A Kaiser Family Foundation poll of Kentucky out 12/11 finds that seven in ten of the state’s residents want to keep the Medicaid expansion in the state as it is. Even 54% of Republicans, and 43% of those who voted for Bevin, say the same. (This, even though Kentuckians have an unfavorable view of that thing called the Affordable Care Act, a.k.a. Obamacare, by 49-41, which is now an old story.)
The widespread support in Kentucky for leaving in place the Medicaid expansion — which has impacted 425,000 people, according to Kaiser — is bound to renew questions about what Bevin will end up doing. During the campaign he called for rolling back the Medicaid expansion, but since then he has backpedaled and instead suggested he may recast the program by not enrolling people “at the same level.” He may seek a waiver to merely alter the program.
That would be consistent with what Bevin suggested in his inaugural address, that he might remodel the Kentucky Medicaid expansion on what was done in Indiana, which would mean beneficiaries pay some kind of premiums, giving them “skin in the game.” If Bevin goes that route, it might end up reducing the number of Kentuckians on the Medicaid expansion, but by far less than rolling it back would.
Meanwhile, in Louisiana, incoming Democratic Gov. John Bel Edwards has said that opting the state in to the Medicaid expansion will be one of his “highest priorities.” Local reports indicate that, while legislators had previously been hostile to the idea, they now appear more open to expanding Medicaid with Bel Edwards coming in, and they are engaging the idea seriously. Kaiser estimates that some 192,000 Louisianans could be eligible for coverage under the expansion, if it happens.

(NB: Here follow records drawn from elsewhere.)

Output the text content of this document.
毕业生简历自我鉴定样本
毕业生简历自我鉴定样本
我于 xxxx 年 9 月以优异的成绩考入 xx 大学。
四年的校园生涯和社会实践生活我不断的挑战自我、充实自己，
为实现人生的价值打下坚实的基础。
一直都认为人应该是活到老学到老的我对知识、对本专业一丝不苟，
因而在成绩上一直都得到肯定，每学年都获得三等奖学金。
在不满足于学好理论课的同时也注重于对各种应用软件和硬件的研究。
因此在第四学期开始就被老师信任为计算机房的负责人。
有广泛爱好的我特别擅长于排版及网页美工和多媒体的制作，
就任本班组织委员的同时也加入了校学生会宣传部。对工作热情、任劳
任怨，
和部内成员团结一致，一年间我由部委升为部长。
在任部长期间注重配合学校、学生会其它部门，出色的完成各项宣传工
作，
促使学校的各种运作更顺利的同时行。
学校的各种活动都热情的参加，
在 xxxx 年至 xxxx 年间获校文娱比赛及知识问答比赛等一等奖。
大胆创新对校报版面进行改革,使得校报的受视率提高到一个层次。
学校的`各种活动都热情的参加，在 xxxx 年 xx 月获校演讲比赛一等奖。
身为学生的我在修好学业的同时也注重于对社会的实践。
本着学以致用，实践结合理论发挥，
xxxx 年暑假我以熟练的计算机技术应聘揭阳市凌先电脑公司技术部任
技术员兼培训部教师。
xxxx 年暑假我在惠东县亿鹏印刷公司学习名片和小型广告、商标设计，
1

What’s the upshot of all this? Kaiser’s Larry Levitt emails:
“Depending on how things shake out, it’s entirely possible that the net effect of the elections in these two southern states could be to increase the number of people enrolled in ACA-related programs and decrease the number of people uninsured.”
If Louisiana expands Medicaid, it would extend eligibility to 192,000 uninsured residents now not eligible for any health care help. What happens in Kentucky depends on what the new governor ultimately proposes. Eliminating Kynect, the state insurance marketplace, could have some effect on coverage because of the loss of local outreach efforts, but all Kynect enrollees would be eligible for the same subsidies through Healthcare.gov that they now receive. Backing off the Medicaid expansion entirely would take coverage away from a lot of people, though the governor-elect has also suggested keeping the Medicaid expansion in place while altering it through a waiver. Some Medicaid beneficiaries might drop out if, for example, the program started charging premiums like in Indiana, but many would remain covered.